Dat ik geen kinderen wil, wil niet zeggen dat ik kinderen niet begrijp. Ik heb een berg aan ervaring in kind-zijn, mijn eerste levensjaren wist ik zelfs niet beter. Nu nog probeer ik me met regelmaat voor te stellen hoe kinderen de wereld om zich heen beleven. Ik koester begrip voor hun onbegrip en kan mij goed vermaken met kinderlijk vermaak. Met groot plezier zie ik hoe mijn neefjes en nichtjes zich ontwikkelen tot grote mensen en zo benader ik ze ook graag, met taalgebruik dat eenvoudig maar niet betuttelend is. Een normale, eerlijke boodschap in jip-en-janneketaal. Ik denk dat dat de beste manier is om met mensen, wier geestelijke capaciteit zich nog ontwikkelt, om te gaan. Ik denk dat ik Donald Trump ook zo zou benaderen.

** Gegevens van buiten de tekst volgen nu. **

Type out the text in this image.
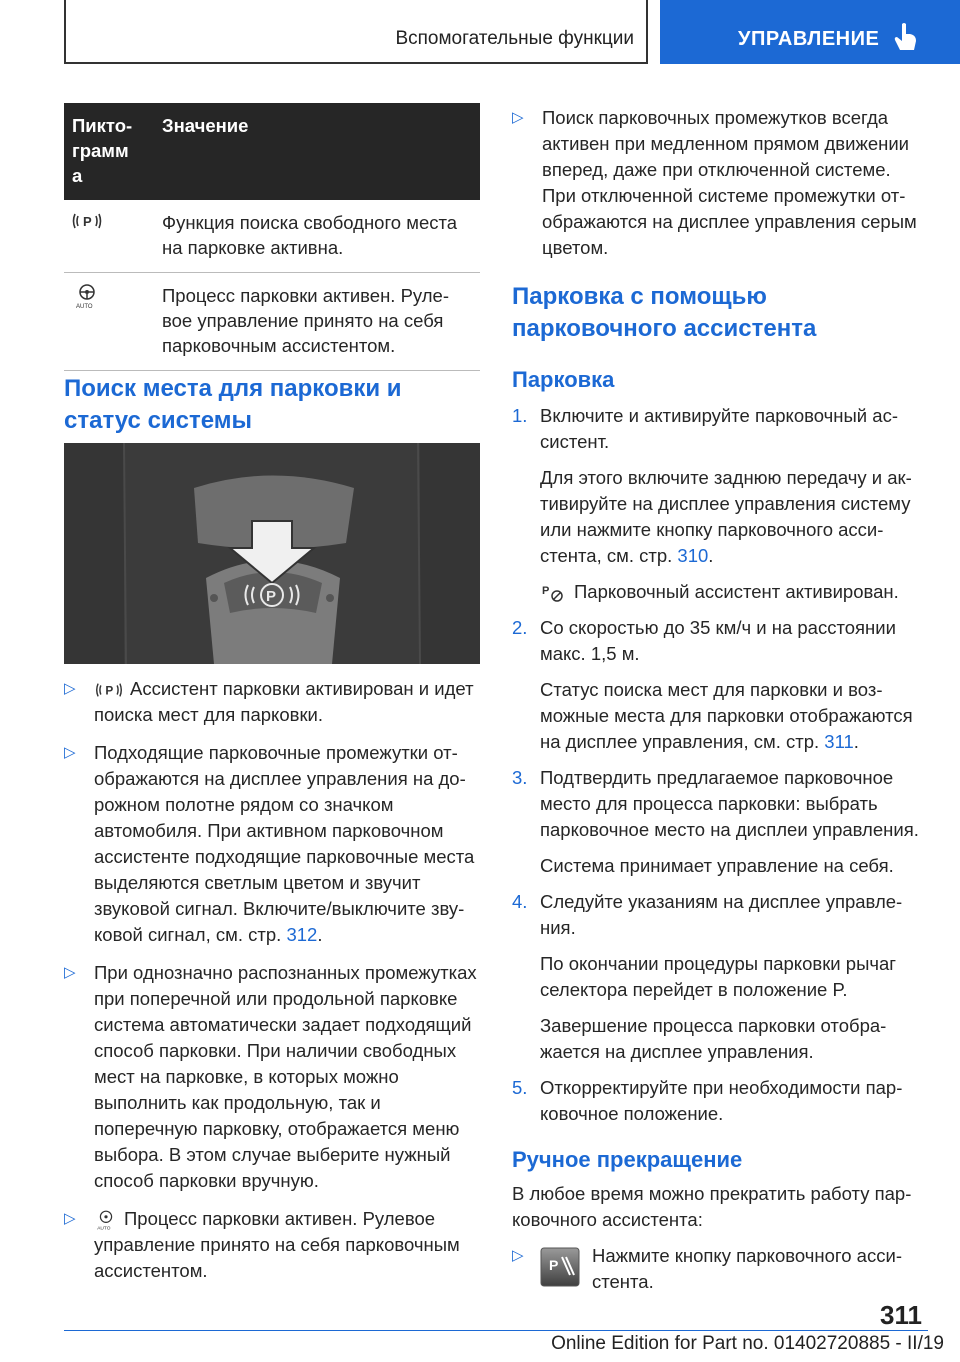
Вспомогательные функции	УПРАВЛЕНИЕ
Пикто-
грамм
а	Значение

P	Функция поиска свободного места на парковке активна.

AUTO	Процесс парковки активен. Рулевое управление принято на себя парковочным ассистентом.
Поиск места для парковки и статус системы
P
▷ P Ассистент парковки активирован и идет поиска мест для парковки.
▷ Подходящие парковочные промежутки отображаются на дисплее управления на дорожном полотне рядом со значком автомобиля. При активном парковочном ассистенте подходящие парковочные места выделяются светлым цветом и звучит звуковой сигнал. Включите/выключите звуковой сигнал, см. стр. 312.
▷ При однозначно распознанных промежутках при поперечной или продольной парковке система автоматически задает подходящий способ парковки. При наличии свободных мест на парковке, в которых можно выполнить как продольную, так и поперечную парковку, отображается меню выбора. В этом случае выберите нужный способ парковки вручную.
▷
AUTO
Процесс парковки активен. Рулевое управление принято на себя парковочным ассистентом.
▷ Поиск парковочных промежутков всегда активен при медленном прямом движении вперед, даже при отключенной системе. При отключенной системе промежутки отображаются на дисплее управления серым цветом.
Парковка с помощью парковочного ассистента
Парковка
1. Включите и активируйте парковочный ассистент.
Для этого включите заднюю передачу и активируйте на дисплее управления систему или нажмите кнопку парковочного ассистента, см. стр. 310.
P Парковочный ассистент активирован.
2. Со скоростью до 35 км/ч и на расстоянии макс. 1,5 м.
Статус поиска мест для парковки и возможные места для парковки отображаются на дисплее управления, см. стр. 311.
3. Подтвердить предлагаемое парковочное место для процесса парковки: выбрать парковочное место на дисплеи управления.
Система принимает управление на себя.
4. Следуйте указаниям на дисплее управления.
По окончании процедуры парковки рычаг селектора перейдет в положение P.
Завершение процесса парковки отображается на дисплее управления.
5. Откорректируйте при необходимости парковочное положение.
Ручное прекращение
В любое время можно прекратить работу парковочного ассистента:
▷
P Нажмите кнопку парковочного ассистента.
311
Online Edition for Part no. 01402720885 - II/19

‘Eenvoudig taalgebruik met een eerlijke, volwassen boodschap’ lijkt mij een passende omschrijving van de liedjes van het Klein Orkest. Deze muziekformatie, onder leiding van Harrie Jekkers maakte, in de jaren 80 van de twintigste eeuw, furore met een album met kinderliedjes met een knipoog naar de ouders die stiekem meeluisterden en één van die kinderliedjes borrelt in corona-tijd steeds in mijn brein omhoog. ‘De ballade van de dood’ verhaalt over een koning die alles op alles zet om de dood te bezweren. De clou van dit huzarenstuk verklap ik hier niet, maar ik beveel het luisteren van het nummer van harte aan, of je nou kinderen hebt of niet.

Ook voor de volwassen muziekliefhebber schreef het Klein Orkest een aantal nummers waarvan er één jaarlijks (mijns inziens zeer terecht) in de hogere regionen van de Top 2000 prijkt. ‘Over de muur’ is een protest tegen de verdeeldheid bij onze naaste oosterburen. De Berlijnse muur scheidde decennialang families en vrienden van elkaar, rücksichtsloos en zonder reden, althans, niet met (mij) overtuigende redenen omkleed, en ook dat nummer doet mij denken aan de situatie die we nu meemaken. “Alleen de vogels vliegen van Oost- naar West-Berlijn, worden niet teruggefloten en ook niet neergeschoten.” Vogels conformeren zich niet aan onze landsgrenzen, hebben geen last van oranje en gele gebieden en hebben lak aan reisadviezen. “Omdat ze soms in het oosten, en soms ook in het westen willen zijn.”

Elk jaar kijk ik er reikhalzend naar uit,  de komst van de gierzwaluwen, voor mij luiden ze de zomer in. In Nijmegen arriveerden ze de afgelopen jaren steeds tussen 27 april en 2 mei. Misschien zijn ze er al eerder maar tussen voornoemde data neem ik steeds de eerste gierzwaluwen waar. Uitgelaten scheren ze op hoge snelheid (meer dan 100 kilometer per uur) boven de parkeerplaats achter mijn huis. De zon warmt de stenen op, de insecten worden actief en de gierzwaluwen vullen daarmee hun magen om op kracht te komen na de reis die ze de afgelopen dagen maakten vanuit het zuidoosten van Afrika. Zo’n reis van 5000 kilometer (in slechts 5 dagen!) maakt hongering. De bijnaam van de gierzwaluw is de honderd-dagen-vogel, want rond 15 augustus zijn de meeste gierzwaluwen weer vertrokken naar warmer oorden. Die honderd dagen in Nederland gebruiken ze om te broeden en hun jongen groot te brengen, en daarvoor moeten de beestjes landen. De rest van het jaar verblijven ze continu in de lucht. Ze eten, drinken, slapen en paren vliegend; de onbetwiste heersers van het luchtruim. In september begint het gierzwaluw-loze wachten en over zo’n 250 dagen zijn ze weer terug., of Nederland dan in lockdown is of niet. Gewoon, omdat ze soms in het noorden, en soms ook in het zuiden willen zijn.